1997: The Scottish Reference Laboratory is set up to help combat the rise in the bacterial infection, MRSA.
2002: Free personal care for the elderly is introduced by the Scottish Parliament, three years after it was rejected south of the border. It is initially set at £145 a week for people living in their own homes and £210 a week for those living in nursing homes.
2004: Paramedics start giving life-saving clot-busting drugs to heart attack patients. This highlights the huge change in their role over the years from basic stretcher bearers with first aid training to highly-trained clinicians.

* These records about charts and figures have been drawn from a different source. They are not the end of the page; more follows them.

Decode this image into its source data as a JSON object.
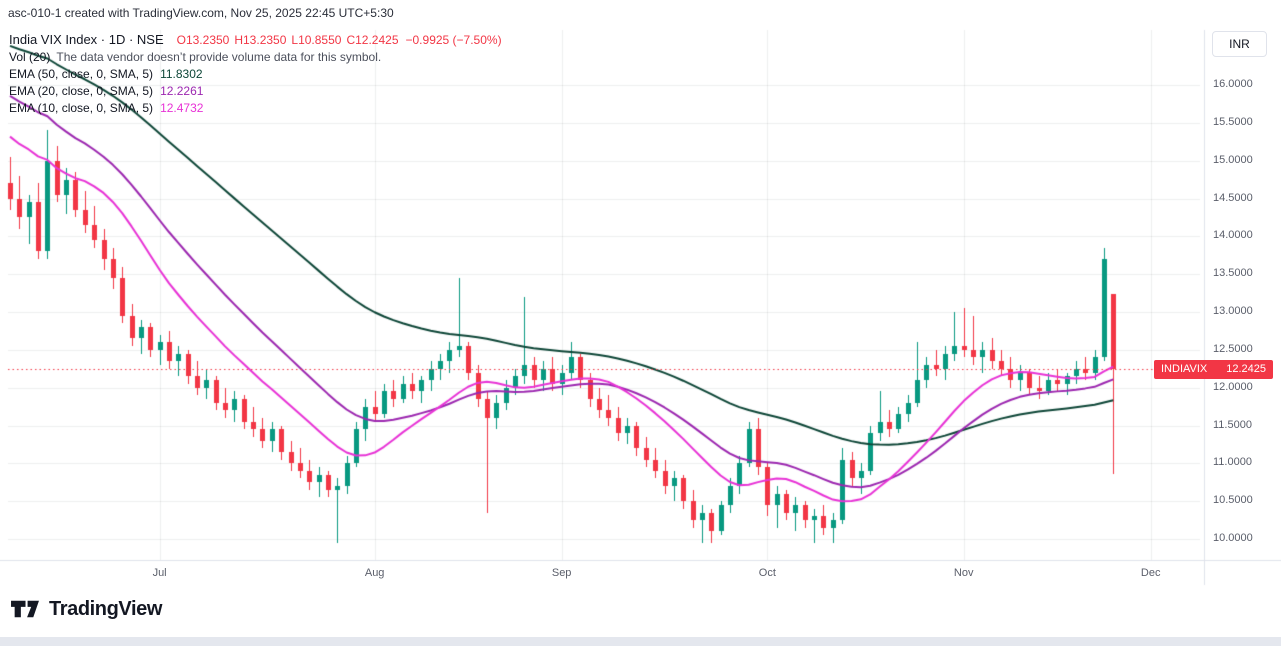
{
  "header": {
    "caption": "asc-010-1 created with TradingView.com, Nov 25, 2025 22:45 UTC+5:30"
  },
  "legend": {
    "symbol_title": "India VIX Index · 1D · NSE",
    "open": "O13.2350",
    "high": "H13.2350",
    "low": "L10.8550",
    "close": "C12.2425",
    "change": "−0.9925 (−7.50%)",
    "vol_label": "Vol (20)",
    "vol_message": "The data vendor doesn’t provide volume data for this symbol.",
    "indicators": [
      {
        "label": "EMA (50, close, 0, SMA, 5)",
        "value": "11.8302"
      },
      {
        "label": "EMA (20, close, 0, SMA, 5)",
        "value": "12.2261"
      },
      {
        "label": "EMA (10, close, 0, SMA, 5)",
        "value": "12.4732"
      }
    ]
  },
  "price_axis": {
    "currency_label": "INR",
    "tag": {
      "symbol": "INDIAVIX",
      "price": "12.2425"
    }
  },
  "footer": {
    "brand": "TradingView"
  },
  "chart_data": {
    "type": "candlestick",
    "title": "India VIX Index",
    "interval": "1D",
    "exchange": "NSE",
    "last": {
      "open": 13.235,
      "high": 13.235,
      "low": 10.855,
      "close": 12.2425,
      "change": -0.9925,
      "change_pct": -7.5
    },
    "indicator_values": {
      "ema50": 11.8302,
      "ema20": 12.2261,
      "ema10": 12.4732
    },
    "colors": {
      "up": "#089981",
      "down": "#f23645",
      "grid": "rgba(42,46,57,0.08)",
      "axis_line": "#e0e3eb",
      "last_price_line": "#f23645"
    },
    "emas": [
      {
        "length": 50,
        "start": 16.6,
        "color": "#0d4637"
      },
      {
        "length": 20,
        "start": 16.0,
        "color": "#9c27b0"
      },
      {
        "length": 10,
        "start": 15.5,
        "color": "#e832d6"
      }
    ],
    "y_axis": {
      "ticks": [
        16,
        15.5,
        15,
        14.5,
        14,
        13.5,
        13,
        12.5,
        12,
        11.5,
        11,
        10.5,
        10
      ],
      "tick_labels": [
        "16.0000",
        "15.5000",
        "15.0000",
        "14.5000",
        "14.0000",
        "13.5000",
        "13.0000",
        "12.5000",
        "12.0000",
        "11.5000",
        "11.0000",
        "10.5000",
        "10.0000"
      ]
    },
    "x_axis": {
      "months": [
        {
          "label": "Jul",
          "index": 16
        },
        {
          "label": "Aug",
          "index": 39
        },
        {
          "label": "Sep",
          "index": 59
        },
        {
          "label": "Oct",
          "index": 81
        },
        {
          "label": "Nov",
          "index": 102
        },
        {
          "label": "Dec",
          "index": 122
        }
      ]
    },
    "candles": [
      [
        14.7,
        15.05,
        14.35,
        14.5
      ],
      [
        14.5,
        14.8,
        14.1,
        14.25
      ],
      [
        14.25,
        14.55,
        13.9,
        14.45
      ],
      [
        14.45,
        14.7,
        13.7,
        13.8
      ],
      [
        13.8,
        15.4,
        13.7,
        15.0
      ],
      [
        15.0,
        15.2,
        14.45,
        14.55
      ],
      [
        14.55,
        14.9,
        14.3,
        14.75
      ],
      [
        14.75,
        14.85,
        14.25,
        14.35
      ],
      [
        14.35,
        14.6,
        14.05,
        14.15
      ],
      [
        14.15,
        14.4,
        13.85,
        13.95
      ],
      [
        13.95,
        14.1,
        13.55,
        13.7
      ],
      [
        13.7,
        13.85,
        13.3,
        13.45
      ],
      [
        13.45,
        13.6,
        12.85,
        12.95
      ],
      [
        12.95,
        13.1,
        12.55,
        12.65
      ],
      [
        12.65,
        12.9,
        12.45,
        12.8
      ],
      [
        12.8,
        12.85,
        12.4,
        12.5
      ],
      [
        12.5,
        12.7,
        12.3,
        12.6
      ],
      [
        12.6,
        12.75,
        12.25,
        12.35
      ],
      [
        12.35,
        12.55,
        12.15,
        12.45
      ],
      [
        12.45,
        12.5,
        12.05,
        12.15
      ],
      [
        12.15,
        12.35,
        11.9,
        12.0
      ],
      [
        12.0,
        12.25,
        11.85,
        12.1
      ],
      [
        12.1,
        12.15,
        11.7,
        11.8
      ],
      [
        11.8,
        12.0,
        11.6,
        11.7
      ],
      [
        11.7,
        11.95,
        11.55,
        11.85
      ],
      [
        11.85,
        11.9,
        11.45,
        11.55
      ],
      [
        11.55,
        11.75,
        11.35,
        11.45
      ],
      [
        11.45,
        11.6,
        11.2,
        11.3
      ],
      [
        11.3,
        11.55,
        11.15,
        11.45
      ],
      [
        11.45,
        11.5,
        11.05,
        11.15
      ],
      [
        11.15,
        11.3,
        10.9,
        11.0
      ],
      [
        11.0,
        11.2,
        10.8,
        10.9
      ],
      [
        10.9,
        11.05,
        10.65,
        10.75
      ],
      [
        10.75,
        10.95,
        10.55,
        10.85
      ],
      [
        10.85,
        10.9,
        10.55,
        10.65
      ],
      [
        10.65,
        10.8,
        9.95,
        10.7
      ],
      [
        10.7,
        11.1,
        10.6,
        11.0
      ],
      [
        11.0,
        11.55,
        10.95,
        11.45
      ],
      [
        11.45,
        11.85,
        11.3,
        11.75
      ],
      [
        11.75,
        11.95,
        11.55,
        11.65
      ],
      [
        11.65,
        12.05,
        11.6,
        11.95
      ],
      [
        11.95,
        12.1,
        11.75,
        11.85
      ],
      [
        11.85,
        12.15,
        11.8,
        12.05
      ],
      [
        12.05,
        12.2,
        11.85,
        11.95
      ],
      [
        11.95,
        12.15,
        11.8,
        12.1
      ],
      [
        12.1,
        12.35,
        11.95,
        12.25
      ],
      [
        12.25,
        12.45,
        12.1,
        12.35
      ],
      [
        12.35,
        12.6,
        12.2,
        12.5
      ],
      [
        12.5,
        13.45,
        12.4,
        12.55
      ],
      [
        12.55,
        12.6,
        12.1,
        12.2
      ],
      [
        12.2,
        12.3,
        11.75,
        11.85
      ],
      [
        11.85,
        11.95,
        10.35,
        11.6
      ],
      [
        11.6,
        11.9,
        11.45,
        11.8
      ],
      [
        11.8,
        12.1,
        11.7,
        12.0
      ],
      [
        12.0,
        12.25,
        11.9,
        12.15
      ],
      [
        12.15,
        13.2,
        12.05,
        12.3
      ],
      [
        12.3,
        12.4,
        12.0,
        12.1
      ],
      [
        12.1,
        12.35,
        11.95,
        12.25
      ],
      [
        12.25,
        12.4,
        11.95,
        12.05
      ],
      [
        12.05,
        12.3,
        11.9,
        12.2
      ],
      [
        12.2,
        12.6,
        12.1,
        12.4
      ],
      [
        12.4,
        12.45,
        12.0,
        12.1
      ],
      [
        12.1,
        12.2,
        11.75,
        11.85
      ],
      [
        11.85,
        12.0,
        11.6,
        11.7
      ],
      [
        11.7,
        11.9,
        11.5,
        11.6
      ],
      [
        11.6,
        11.75,
        11.3,
        11.4
      ],
      [
        11.4,
        11.6,
        11.25,
        11.5
      ],
      [
        11.5,
        11.55,
        11.1,
        11.2
      ],
      [
        11.2,
        11.35,
        10.95,
        11.05
      ],
      [
        11.05,
        11.2,
        10.8,
        10.9
      ],
      [
        10.9,
        11.05,
        10.6,
        10.7
      ],
      [
        10.7,
        10.9,
        10.5,
        10.8
      ],
      [
        10.8,
        10.85,
        10.4,
        10.5
      ],
      [
        10.5,
        10.65,
        10.15,
        10.25
      ],
      [
        10.25,
        10.45,
        9.95,
        10.35
      ],
      [
        10.35,
        10.4,
        9.95,
        10.1
      ],
      [
        10.1,
        10.5,
        10.05,
        10.45
      ],
      [
        10.45,
        10.8,
        10.35,
        10.7
      ],
      [
        10.7,
        11.1,
        10.6,
        11.0
      ],
      [
        11.0,
        11.55,
        10.95,
        11.45
      ],
      [
        11.45,
        11.6,
        10.85,
        10.95
      ],
      [
        10.95,
        11.0,
        10.3,
        10.45
      ],
      [
        10.45,
        10.7,
        10.15,
        10.6
      ],
      [
        10.6,
        10.65,
        10.25,
        10.35
      ],
      [
        10.35,
        10.55,
        10.1,
        10.45
      ],
      [
        10.45,
        10.5,
        10.15,
        10.25
      ],
      [
        10.25,
        10.4,
        9.95,
        10.3
      ],
      [
        10.3,
        10.45,
        10.05,
        10.15
      ],
      [
        10.15,
        10.35,
        9.95,
        10.25
      ],
      [
        10.25,
        11.2,
        10.2,
        11.05
      ],
      [
        11.05,
        11.15,
        10.7,
        10.8
      ],
      [
        10.8,
        11.0,
        10.6,
        10.9
      ],
      [
        10.9,
        11.5,
        10.85,
        11.4
      ],
      [
        11.4,
        11.95,
        11.3,
        11.55
      ],
      [
        11.55,
        11.7,
        11.35,
        11.45
      ],
      [
        11.45,
        11.75,
        11.4,
        11.65
      ],
      [
        11.65,
        11.9,
        11.55,
        11.8
      ],
      [
        11.8,
        12.6,
        11.75,
        12.1
      ],
      [
        12.1,
        12.4,
        12.0,
        12.3
      ],
      [
        12.3,
        12.5,
        12.15,
        12.25
      ],
      [
        12.25,
        12.55,
        12.1,
        12.45
      ],
      [
        12.45,
        13.0,
        12.35,
        12.55
      ],
      [
        12.55,
        13.05,
        12.4,
        12.5
      ],
      [
        12.5,
        12.95,
        12.3,
        12.4
      ],
      [
        12.4,
        12.6,
        12.2,
        12.5
      ],
      [
        12.5,
        12.65,
        12.25,
        12.35
      ],
      [
        12.35,
        12.5,
        12.15,
        12.25
      ],
      [
        12.25,
        12.4,
        12.0,
        12.1
      ],
      [
        12.1,
        12.3,
        11.95,
        12.2
      ],
      [
        12.2,
        12.25,
        11.9,
        12.0
      ],
      [
        12.0,
        12.15,
        11.85,
        11.95
      ],
      [
        11.95,
        12.2,
        11.9,
        12.1
      ],
      [
        12.1,
        12.25,
        11.95,
        12.05
      ],
      [
        12.05,
        12.2,
        11.9,
        12.15
      ],
      [
        12.15,
        12.35,
        12.05,
        12.25
      ],
      [
        12.25,
        12.4,
        12.1,
        12.2
      ],
      [
        12.2,
        12.5,
        12.1,
        12.4
      ],
      [
        12.4,
        13.85,
        12.35,
        13.7
      ],
      [
        13.235,
        13.235,
        10.855,
        12.2425
      ]
    ]
  }
}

2006: Scotland introduces a smoking ban in bars, clubs, restaurants and all public enclosed places. The country’s chief medical officer Mac Armstrong hails the move as “far and away the most important improvement in our health in a generation”.
2011: Prescription charges in Scotland come to an end on 1 April.
2015: The new £842m Queen Elizabeth University Hospital is officially opened. Built on the site of the old Southern General in Glasgow it is one of the largest acute hospitals in the UK.
2015: The Golden Jubilee National Hospital in Clydebank, West Dunbartonshire, becomes the first in Scotland to perform keyhole lung surgery using 3D technology.
2018: The Scottish government sets the minimum price per unit of alcohol at 50p. Health secretary Shona Robison said: “With alcohol on sale today in some places at just 16 pence per unit, we have to tackle the scourge of cheap, high-strength drink that causes so much damage to so many families. This move will save thousands of lives.”
:: £42m – Total cost of the NHS in Scotland in its first full financial year – around 2s 8d (13p) a week per head of population.
:: 500,000 – Number of free glasses and dentures claimed by Scots in the first year of the NHS.